The mother's bond with her baby is born and reborn every moment, during breastfeeding, changing diapers, at bedtime, going for a walk, carrying him in her arms. As for parents, getting along with the baby represents a challenge for them. Dads can't try to be another mom, nor should they. They should be themselves and bond with the child in their own way. At the end of the day, caring for a newborn baby does not only imply breastfeeding, or having it clean and stimulated. It also requires creating affective bonds through touch, play, taking them to sleep, attending to them or talking to them.
It is enriching for the baby that both the mother and the father establish a communication channel and a bond with him. My husband, at first, found it impossible to change our daughter's diaper or feed her. He learned it little by little, but because he wanted to and proposed it to him. There are parents who don't even get there. They are afraid of getting dirty or 'starving' their little one. Of course, some of them are very funny. I remember that to put his son to sleep at night, a neighbor would lower his baby in the stroller to the patio and would go around and around with the little one until he fell asleep and fell asleep.

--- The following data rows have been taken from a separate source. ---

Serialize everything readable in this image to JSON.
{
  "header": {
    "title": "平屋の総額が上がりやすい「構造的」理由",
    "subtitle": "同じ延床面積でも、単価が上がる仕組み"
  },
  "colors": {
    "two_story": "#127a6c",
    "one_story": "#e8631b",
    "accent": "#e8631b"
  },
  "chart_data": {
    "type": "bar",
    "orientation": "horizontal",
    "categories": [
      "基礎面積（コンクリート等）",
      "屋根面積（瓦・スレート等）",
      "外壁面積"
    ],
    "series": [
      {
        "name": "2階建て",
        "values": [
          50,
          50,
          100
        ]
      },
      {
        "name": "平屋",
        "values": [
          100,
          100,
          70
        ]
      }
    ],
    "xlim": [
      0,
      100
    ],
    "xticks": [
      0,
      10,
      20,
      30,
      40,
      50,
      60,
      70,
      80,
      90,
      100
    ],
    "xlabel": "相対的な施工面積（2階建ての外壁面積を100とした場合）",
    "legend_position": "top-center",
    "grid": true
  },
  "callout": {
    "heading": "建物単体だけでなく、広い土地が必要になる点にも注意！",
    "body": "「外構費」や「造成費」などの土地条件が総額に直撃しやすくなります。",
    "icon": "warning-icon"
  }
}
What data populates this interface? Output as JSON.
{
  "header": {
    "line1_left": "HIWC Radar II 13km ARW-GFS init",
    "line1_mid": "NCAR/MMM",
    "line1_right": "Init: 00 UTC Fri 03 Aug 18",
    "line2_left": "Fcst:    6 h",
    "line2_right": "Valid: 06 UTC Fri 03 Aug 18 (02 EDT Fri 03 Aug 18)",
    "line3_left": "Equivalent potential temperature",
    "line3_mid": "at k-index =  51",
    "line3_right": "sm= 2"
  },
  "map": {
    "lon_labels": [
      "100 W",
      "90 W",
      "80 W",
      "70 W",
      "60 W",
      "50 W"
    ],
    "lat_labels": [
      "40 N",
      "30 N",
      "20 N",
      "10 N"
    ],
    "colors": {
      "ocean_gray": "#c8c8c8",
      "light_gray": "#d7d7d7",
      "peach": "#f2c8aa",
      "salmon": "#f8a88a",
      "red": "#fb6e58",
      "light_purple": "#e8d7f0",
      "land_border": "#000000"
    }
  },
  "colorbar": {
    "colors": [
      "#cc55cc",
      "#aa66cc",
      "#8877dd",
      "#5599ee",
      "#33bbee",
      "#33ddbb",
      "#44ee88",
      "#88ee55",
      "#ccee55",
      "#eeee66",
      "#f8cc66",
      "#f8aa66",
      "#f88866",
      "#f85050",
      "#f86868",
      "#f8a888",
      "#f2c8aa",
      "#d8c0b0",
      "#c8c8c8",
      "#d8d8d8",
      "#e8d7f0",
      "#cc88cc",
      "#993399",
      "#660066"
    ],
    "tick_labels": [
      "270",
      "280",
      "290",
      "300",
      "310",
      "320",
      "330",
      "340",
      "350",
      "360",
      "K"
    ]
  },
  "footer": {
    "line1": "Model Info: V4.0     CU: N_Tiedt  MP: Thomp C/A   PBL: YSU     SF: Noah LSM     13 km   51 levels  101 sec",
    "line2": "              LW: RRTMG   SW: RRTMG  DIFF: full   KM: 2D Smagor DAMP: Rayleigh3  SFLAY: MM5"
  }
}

Parents have a very unique way of connecting with their children. To be sure, many of them are more resourceful, more creative, and less fearful than we are. Parents are very particular in these matters, especially when the baby is still very young. Some only manage to interact with their children after 6 months, when the baby already holds the head and begins to babble.
However, times change and it is noticeable that today parents are much more involved in taking care of your baby. It does not matter, if in our opinion they do it right or wrong. What matters is that they try, to the point that there are fathers who, incredible as it may seem, take better care of their babies than mothers. There are parents who take it great! They may not do well dressing the baby, but taking him for a walk, to the pediatrician or to the nursery, they are great. Suggesting adventures, entertaining him while he eats, calming him down at bedtime, or reading him a story, some also do very well. I don't know if that's why, but the first word babies usually say is'dad'.